We relied on Coastal Path signs throughout, with no trouble at all here. We noticed that a few of these now also bear a logo for the Wales Coast Path: just as we're nearing completion of this path, a much more ambitious target awaits.

Anyway, from South Stack cafe we followed the path down towards the roadway, then into a field and roadside path that later crossed the road again and took us towards Penrhyn Mawr. Here we saw lots of blue butterflies and hairy caterpillars.

Picture shows Penrhyn Mawr, gorse and heather in the foreground, Llyn to Bardsey on the horizon, encroaching weather front above.

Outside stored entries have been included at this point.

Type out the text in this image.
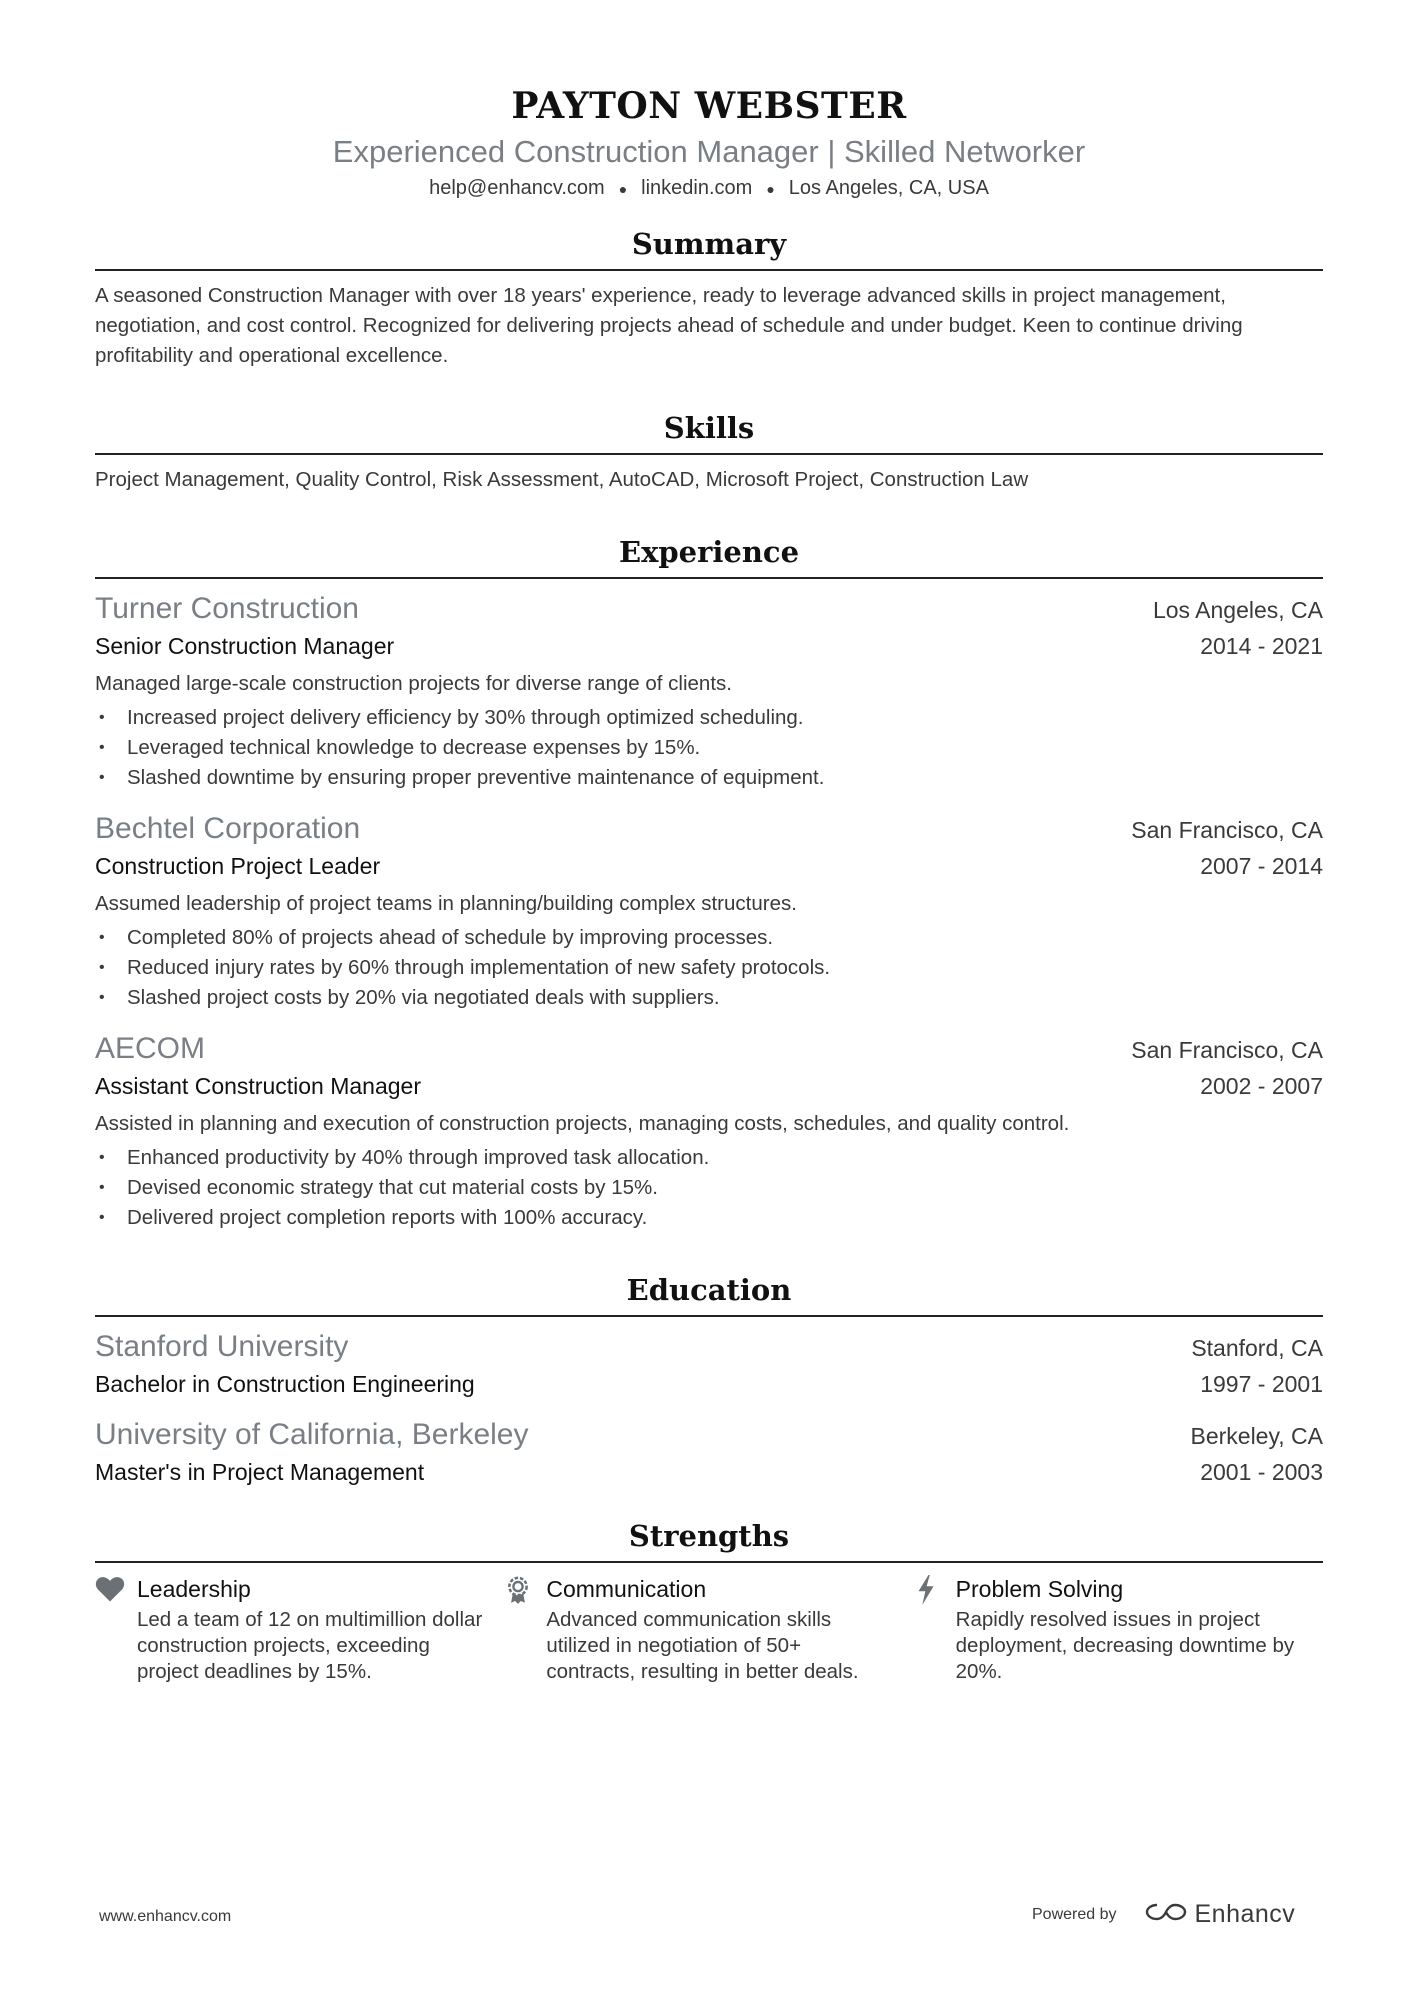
PAYTON WEBSTER
Experienced Construction Manager | Skilled Networker
help@enhancv.com ● linkedin.com ● Los Angeles, CA, USA
Summary
A seasoned Construction Manager with over 18 years' experience, ready to leverage advanced skills in project management, negotiation, and cost control. Recognized for delivering projects ahead of schedule and under budget. Keen to continue driving profitability and operational excellence.
Skills
Project Management, Quality Control, Risk Assessment, AutoCAD, Microsoft Project, Construction Law
Experience
Turner Construction	Los Angeles, CA
Senior Construction Manager	2014 - 2021
Managed large-scale construction projects for diverse range of clients.
• Increased project delivery efficiency by 30% through optimized scheduling.
• Leveraged technical knowledge to decrease expenses by 15%.
• Slashed downtime by ensuring proper preventive maintenance of equipment.
Bechtel Corporation	San Francisco, CA
Construction Project Leader	2007 - 2014
Assumed leadership of project teams in planning/building complex structures.
• Completed 80% of projects ahead of schedule by improving processes.
• Reduced injury rates by 60% through implementation of new safety protocols.
• Slashed project costs by 20% via negotiated deals with suppliers.
AECOM	San Francisco, CA
Assistant Construction Manager	2002 - 2007
Assisted in planning and execution of construction projects, managing costs, schedules, and quality control.
• Enhanced productivity by 40% through improved task allocation.
• Devised economic strategy that cut material costs by 15%.
• Delivered project completion reports with 100% accuracy.
Education
Stanford University	Stanford, CA
Bachelor in Construction Engineering	1997 - 2001
University of California, Berkeley	Berkeley, CA
Master's in Project Management	2001 - 2003
Strengths
Leadership
Led a team of 12 on multimillion dollar construction projects, exceeding project deadlines by 15%.
Communication
Advanced communication skills utilized in negotiation of 50+ contracts, resulting in better deals.
Problem Solving
Rapidly resolved issues in project deployment, decreasing downtime by 20%.
www.enhancv.com	Powered by	Enhancv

The cliffs here are not so high but very dramatic, the weathering of twisted hard rocks resulting in so many jagged edges, with frequent inlets and gullies worn into features of the rock structure. A tide race was to be seen at Ynysoedd y Ffrydiau (also pictured), with a few fishermen taking advantage at the water's edge.


Going on, we later descended into Porth Dafarch where we had our picnic, as a few children on the sand pretended it was still summer. This beach had a little burger van and a Beach Warden, but public toilets were closed. The path after this alternates between circling headlands and following the road, eventually descending into the more built-up environs of Trearddur.

A striking large house here is Craig y Mor, perched on rocks overlooking the sea. Designed by Dublin architect F. G. Hicks for the Smellie family, this imposing construction was completed in 1921.

We picked a few blackberries here, then just outside the RNLI shop were able to buy an Anglesey ice-cream from a van before walking across the newly-enlarged promenade across the beach, to where we had reached on our South Ynys Cybi walk.

For us, this walk now completes, not just Ynys Cybi, but the whole of the western half of Anglesey's path.